Een digitaal platform voor architectuur, engineering en bouw wordt heel belangrijk voor de sector en zal de business helemaal hervormen.

“Het platform wordt een alomtegenwoordige digitale spiegel van de bebouwde omgeving. Het wordt een rechtstreekse connectie tussen de ruimte, de mensen en degenen die dat ontwerpen. We krijgen een systeem waarin de vorm de data zal volgen. Zulke platformen maken compleet nieuwe businessmodellen mogelijk. Ontwerpen zullen via platformen ontstaan. We zullen producten zien ontstaan. Elk product wordt afgestemd op een bepaalde doelgroep. We zien ontwerpen ontstaan waarop mensen van een bepaalde leeftijdsgroep bepaalde kenmerken wordt toegekend, waaruit hun woonbehoeften ontstaan. We zullen ons afvragen waar de klanten nood aan hebben, waar ze waarde aan hechten en wat we hen kunnen verkopen. Zodra we dat weten, praten we over producten. Maar op termijn willen we dat product misschien niet langer verkopen, maar het ter beschikking stellen als een dienst. De geïndustrialiseerde bouwnijverheid zal ruimte verkopen als een dienst.”

Aanzet

Wereldwijd bestaan er al verschillende aanzetten voor digitale platformen voor de bouwsector.
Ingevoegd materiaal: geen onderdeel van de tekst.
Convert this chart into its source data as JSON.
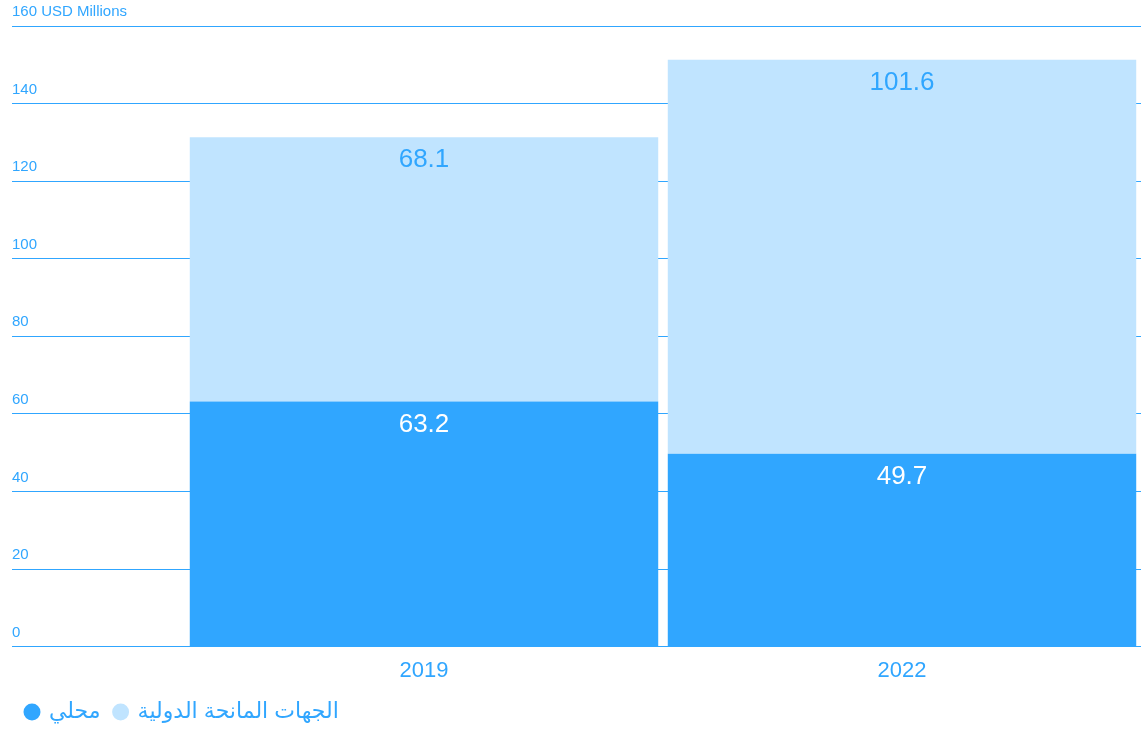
{
  "chart_data": {
    "type": "bar",
    "stacked": true,
    "categories": [
      "2019",
      "2022"
    ],
    "series": [
      {
        "name": "محلي",
        "color": "#30a6ff",
        "values": [
          63.2,
          49.7
        ]
      },
      {
        "name": "الجهات المانحة الدولية",
        "color": "#c0e4ff",
        "values": [
          68.1,
          101.6
        ]
      }
    ],
    "ylim": [
      0,
      160
    ],
    "yticks": [
      0,
      20,
      40,
      60,
      80,
      100,
      120,
      140,
      {
        "value": 160,
        "label": "160 USD Millions"
      }
    ],
    "grid": "y",
    "legend": "bottom left",
    "data_labels": true
  }
}
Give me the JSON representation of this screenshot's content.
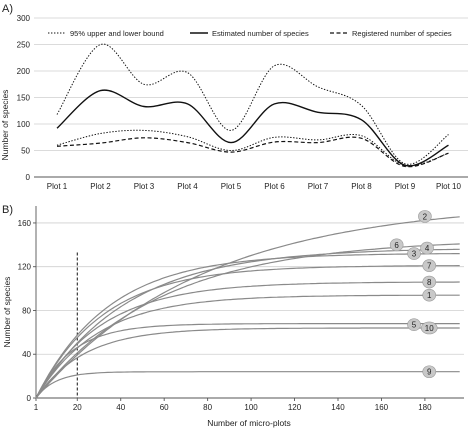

“De bouwnijverheid heeft businesspatronen die niet te vergelijken zijn met andere sectoren. We zijn veel complexer, veel groter, wereldwijd veel meer gespreid en we hebben een heel lange geschiedenis. Een platform voor de bouwsector biedt veel mogelijkheden. We moeten alleen maar de ontbrekende standaarden creëren die het mogelijk maken om informatie door te sturen naar onze sector. In combinatie met elkaar zullen de platformen het bouwecosysteem transformeren. Het platform dat werd uitgewerkt in Singapore gaat ervan uit dat tot 70% aan arbeidskracht op de werven kan worden uitgespaard. Na de industrialisatie krijgen we ook een compleet ander type bedrijf. Laat het ons een assembleur noemen, zoals in de auto-industrie. Volgens het McKinsey-rapport zal 15% van het vastgoed worden gebouwd door zo’n assembleur tegen 2035. Mijn belangrijkste advies is dan ook: ga zo snel mogelijk mee met die digitale uitdagingen. Hou je klaar en wees flexibel. De wereld daarbuiten is onvoorspelbaar. We weten niet wanneer het allemaal op ons afkomt, maar we zullen er wel klaar voor moeten zijn.”